TWO DAYS LATER, I was in a private taxi, on my way to an early interview at the Inter-Continental. The young driver — cleanly shaven and so doused in cologne the car smelled like a duty free — was enjoying the largely empty streets, swerving around potholes, racing into intersections, veering and braking when yellow-and-white public taxis cut into our lane, glittering calligraphy spelling the names of Allah in their windows.
Suddenly, he slowed. I’d heard a thud and thought nothing of it, but he was scanning the horizon. A white cloud rose above the rooftops and drifted toward the river, trailing a line of darker smoke.
“Let’s go take a look,” I said.
“No,” he told me. “It is dangerous for you.”
“It’s not. Let me out here. I’ll walk.”
Both of his cells were ringing. News spread quickly among Afghans when there was an attack. He pulled over, and I dropped eight dollars on the front seat.
The absence of fear I’d felt two nights before was still with me as I followed the road’s scant shoulder. Though my features allowed me to pass unnoticed as a Hazara — an Afghan believed to be descended from the Mongols — this was the first time I’d walked here so at ease, my mind unobstructed by visions of danger.
A crowd was forming in Abdul Haq Square, near the Dunya Wedding Hall, men skirting pieces of smoking metal. The bomb had been in a car, its doors blown open and its paint blackened. I’d anticipated the scorched bodies of bystanders, but the attacker seemed to have targeted an empty roadside or just the car’s occupants.
The interior was on fire, and the victims — much of them at least — must have been in that cloud, drifting across the river. I lifted my chin, considering sentience — memories, intentions, dreams — and this wind-pushed smoke. As far as having your ashes spread, it might not be a bad way to go, if a little unexpected.
I’d been in Afghanistan for more than a year, and only in the last week had I seen any attacks. When I moved here, my mother had put money in my bank account for body armor, but few expats used it, with the exception of paranoid diplomats or security contractors on duty. Kabul wasn’t what people saw on TV. When foreigners died, my mother would hear about it on the news, and I would reassure her that they were just unlucky.
Cars were stopping, hands holding cells out windows to snap pictures. I hadn’t been dating Tam long enough to know whether the stories were true and she really did make it to every major attack in Kabul within twenty minutes. But then I heard her motorcycle, and she pulled up, dressed for an Armageddon road movie: head wrapped in a white-and-gray keffiyeh, torn jeans over black yoga leggings, a scuffed leather biker’s jacket with a vest of yellow sheepskin from Oruzgan, its ruff warming her neck. I waved, but she drew her Nikon D4 out of a holster and began shooting. A few dumbfounded traffic police stood around in oversized suits. Green pickups started arriving with more police crammed in their beds.
Wind and a brief icy rain the previous night had purged the smog, and even distant mountains appeared close, hanging above the horizon. The parking lot and street had filled. Horns blared. More men came through the traffic. The cloud of incinerated lives was already dissolving over the frozen streets — just something else Kabul’s inhabitants would have to breathe.

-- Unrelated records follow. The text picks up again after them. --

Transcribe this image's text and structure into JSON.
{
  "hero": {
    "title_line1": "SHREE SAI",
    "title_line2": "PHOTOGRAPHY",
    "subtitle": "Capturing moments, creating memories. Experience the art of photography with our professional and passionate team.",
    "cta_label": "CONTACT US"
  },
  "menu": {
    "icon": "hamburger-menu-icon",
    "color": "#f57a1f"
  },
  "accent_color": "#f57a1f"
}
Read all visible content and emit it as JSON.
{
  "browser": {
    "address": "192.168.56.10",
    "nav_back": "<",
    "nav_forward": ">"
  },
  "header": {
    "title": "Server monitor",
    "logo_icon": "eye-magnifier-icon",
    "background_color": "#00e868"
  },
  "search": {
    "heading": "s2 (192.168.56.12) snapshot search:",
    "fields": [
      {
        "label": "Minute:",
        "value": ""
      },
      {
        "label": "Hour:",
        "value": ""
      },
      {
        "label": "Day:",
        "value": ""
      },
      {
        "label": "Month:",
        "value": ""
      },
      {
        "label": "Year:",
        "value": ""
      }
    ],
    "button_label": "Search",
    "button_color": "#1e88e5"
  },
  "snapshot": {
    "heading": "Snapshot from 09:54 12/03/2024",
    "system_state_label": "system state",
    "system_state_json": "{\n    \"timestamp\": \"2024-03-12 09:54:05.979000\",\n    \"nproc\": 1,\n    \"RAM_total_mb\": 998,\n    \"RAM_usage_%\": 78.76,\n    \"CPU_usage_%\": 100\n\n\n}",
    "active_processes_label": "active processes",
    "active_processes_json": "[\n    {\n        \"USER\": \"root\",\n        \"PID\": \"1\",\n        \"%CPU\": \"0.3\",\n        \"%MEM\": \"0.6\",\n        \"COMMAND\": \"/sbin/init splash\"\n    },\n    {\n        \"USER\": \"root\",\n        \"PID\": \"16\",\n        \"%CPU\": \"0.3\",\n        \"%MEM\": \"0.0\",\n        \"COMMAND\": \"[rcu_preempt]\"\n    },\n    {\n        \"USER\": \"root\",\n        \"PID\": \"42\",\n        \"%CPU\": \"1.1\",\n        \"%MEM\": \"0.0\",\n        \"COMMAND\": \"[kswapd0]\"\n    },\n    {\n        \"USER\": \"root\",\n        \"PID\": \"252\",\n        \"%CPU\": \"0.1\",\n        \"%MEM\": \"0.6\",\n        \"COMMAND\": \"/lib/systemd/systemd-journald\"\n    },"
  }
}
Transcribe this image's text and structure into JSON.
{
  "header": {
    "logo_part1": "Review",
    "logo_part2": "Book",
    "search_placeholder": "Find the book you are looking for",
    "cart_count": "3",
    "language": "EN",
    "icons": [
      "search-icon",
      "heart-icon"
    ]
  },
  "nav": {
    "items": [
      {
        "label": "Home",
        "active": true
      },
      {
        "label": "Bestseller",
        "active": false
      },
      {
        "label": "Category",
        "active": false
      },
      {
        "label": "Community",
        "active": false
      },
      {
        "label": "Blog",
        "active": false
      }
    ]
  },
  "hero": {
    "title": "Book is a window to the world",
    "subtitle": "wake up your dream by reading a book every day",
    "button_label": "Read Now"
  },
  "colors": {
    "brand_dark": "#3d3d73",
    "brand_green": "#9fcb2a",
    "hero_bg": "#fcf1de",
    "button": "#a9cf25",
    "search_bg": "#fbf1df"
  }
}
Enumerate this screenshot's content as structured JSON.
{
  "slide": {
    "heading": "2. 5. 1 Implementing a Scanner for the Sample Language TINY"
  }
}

As I edged out of the crowd, I came to a circle of men with their backs to me. They were gazing down, and I walked along their perimeter until one peeled away and I took his place. My stomach clenched and my knees pulsed, a feeling like when an elevator reaches a floor, an airy sensation in the joints, of being buoyed and dropped at once.
A hand lay on the asphalt, on its back, the skin pale and intact, its fingers curled slightly, as if it had been severed in the moment of receiving an offering. It was probably a woman’s, though Afghans are generally small, and a bloodless hand must decrease in volume.